L’ultimatum de Donald Trump sur l’Iran
Libreville, Mardi 7 Avril 2026 (Infos Gabon) – La tension au Moyen-Orient a franchi un seuil critique. En annonçant lundi que l’Iran pourrait être « détruit en une seule nuit », le président américain Donald Trump a posé un ultimatum d’une rare brutalité, fixant à mardi soir une échéance pour une éventuelle intervention militaire visant des infrastructures, y compris énergétiques et des ponts.
Une déclaration qui fait basculer la crise dans une zone de danger extrême, où la rhétorique guerrière menace de se transformer en action irréversible.
Au cœur de cet affrontement, le détroit d’Ormuz concentre toutes les tensions. Ce passage stratégique, par lequel transite une part essentielle du pétrole mondial, est devenu l’enjeu central du bras de fer entre États-Unis, Israël et Iran.
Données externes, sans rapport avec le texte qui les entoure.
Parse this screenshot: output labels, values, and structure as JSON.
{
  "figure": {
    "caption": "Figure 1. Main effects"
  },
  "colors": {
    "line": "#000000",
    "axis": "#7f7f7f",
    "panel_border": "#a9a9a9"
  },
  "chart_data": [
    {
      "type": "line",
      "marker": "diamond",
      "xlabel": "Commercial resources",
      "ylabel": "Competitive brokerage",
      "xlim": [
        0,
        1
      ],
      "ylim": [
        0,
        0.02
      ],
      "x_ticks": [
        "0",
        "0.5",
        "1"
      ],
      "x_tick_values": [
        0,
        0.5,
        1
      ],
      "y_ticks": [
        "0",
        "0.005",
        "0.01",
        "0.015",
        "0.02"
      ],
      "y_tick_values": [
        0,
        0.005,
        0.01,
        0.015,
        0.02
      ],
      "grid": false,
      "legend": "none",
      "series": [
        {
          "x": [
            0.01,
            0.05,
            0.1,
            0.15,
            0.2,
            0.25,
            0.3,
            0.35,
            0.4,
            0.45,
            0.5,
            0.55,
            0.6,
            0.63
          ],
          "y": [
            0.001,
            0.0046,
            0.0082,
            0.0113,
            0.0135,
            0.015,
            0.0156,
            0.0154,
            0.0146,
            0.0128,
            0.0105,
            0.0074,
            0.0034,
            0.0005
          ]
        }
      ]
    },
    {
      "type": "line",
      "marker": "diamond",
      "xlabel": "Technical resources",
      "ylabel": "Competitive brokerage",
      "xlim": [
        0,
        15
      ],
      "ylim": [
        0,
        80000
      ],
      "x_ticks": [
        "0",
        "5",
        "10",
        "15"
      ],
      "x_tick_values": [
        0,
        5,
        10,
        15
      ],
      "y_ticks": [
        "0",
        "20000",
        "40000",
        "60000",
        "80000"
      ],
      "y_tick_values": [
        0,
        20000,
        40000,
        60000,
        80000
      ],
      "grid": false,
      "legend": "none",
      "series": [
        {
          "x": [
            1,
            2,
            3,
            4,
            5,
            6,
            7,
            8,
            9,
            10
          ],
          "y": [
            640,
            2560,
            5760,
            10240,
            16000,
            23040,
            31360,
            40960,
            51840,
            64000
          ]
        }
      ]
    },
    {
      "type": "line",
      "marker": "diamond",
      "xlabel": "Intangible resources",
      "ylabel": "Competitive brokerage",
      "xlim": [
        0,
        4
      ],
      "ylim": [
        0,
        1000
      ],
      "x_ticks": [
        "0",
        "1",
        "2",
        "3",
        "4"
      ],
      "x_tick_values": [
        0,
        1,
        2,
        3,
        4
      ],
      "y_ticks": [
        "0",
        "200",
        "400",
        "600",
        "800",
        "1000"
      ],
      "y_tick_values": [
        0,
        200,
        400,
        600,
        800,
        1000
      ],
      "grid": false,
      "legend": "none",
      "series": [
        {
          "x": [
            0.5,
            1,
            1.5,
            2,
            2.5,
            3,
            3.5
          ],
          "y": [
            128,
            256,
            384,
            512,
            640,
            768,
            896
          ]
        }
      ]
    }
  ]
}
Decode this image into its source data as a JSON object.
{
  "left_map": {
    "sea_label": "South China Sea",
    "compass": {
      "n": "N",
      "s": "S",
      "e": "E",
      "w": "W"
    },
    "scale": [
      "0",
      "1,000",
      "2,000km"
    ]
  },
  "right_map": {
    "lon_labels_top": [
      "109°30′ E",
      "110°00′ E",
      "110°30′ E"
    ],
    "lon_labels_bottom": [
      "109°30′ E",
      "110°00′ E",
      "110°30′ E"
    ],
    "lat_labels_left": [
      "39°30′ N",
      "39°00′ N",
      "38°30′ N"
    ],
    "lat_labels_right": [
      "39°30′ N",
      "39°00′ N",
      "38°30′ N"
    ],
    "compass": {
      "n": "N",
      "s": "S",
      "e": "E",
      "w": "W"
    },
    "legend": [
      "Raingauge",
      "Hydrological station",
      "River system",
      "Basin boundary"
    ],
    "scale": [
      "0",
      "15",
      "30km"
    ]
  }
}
Washington exige sa réouverture immédiate, tandis que Téhéran en fait un levier de pression dans un conflit désormais ouvert.
La menace américaine ne se limite plus à des cibles militaires. En évoquant explicitement des frappes sur des infrastructures civiles, l’administration Trump franchit une ligne rouge, au mépris des conventions internationales. Une posture assumée par le président lui-même, qui s’est dit « pas inquiet » du risque de crimes de guerre, accentuant l’inquiétude d’une escalade incontrôlable.
Dans le même temps, Israël intensifie ses opérations, annonçant une nouvelle vague de frappes sur le territoire iranien. Cette convergence d’actions militaires renforce le spectre d’un conflit régional élargi, impliquant potentiellement le Liban et plusieurs pays du Golfe, déjà sous tension.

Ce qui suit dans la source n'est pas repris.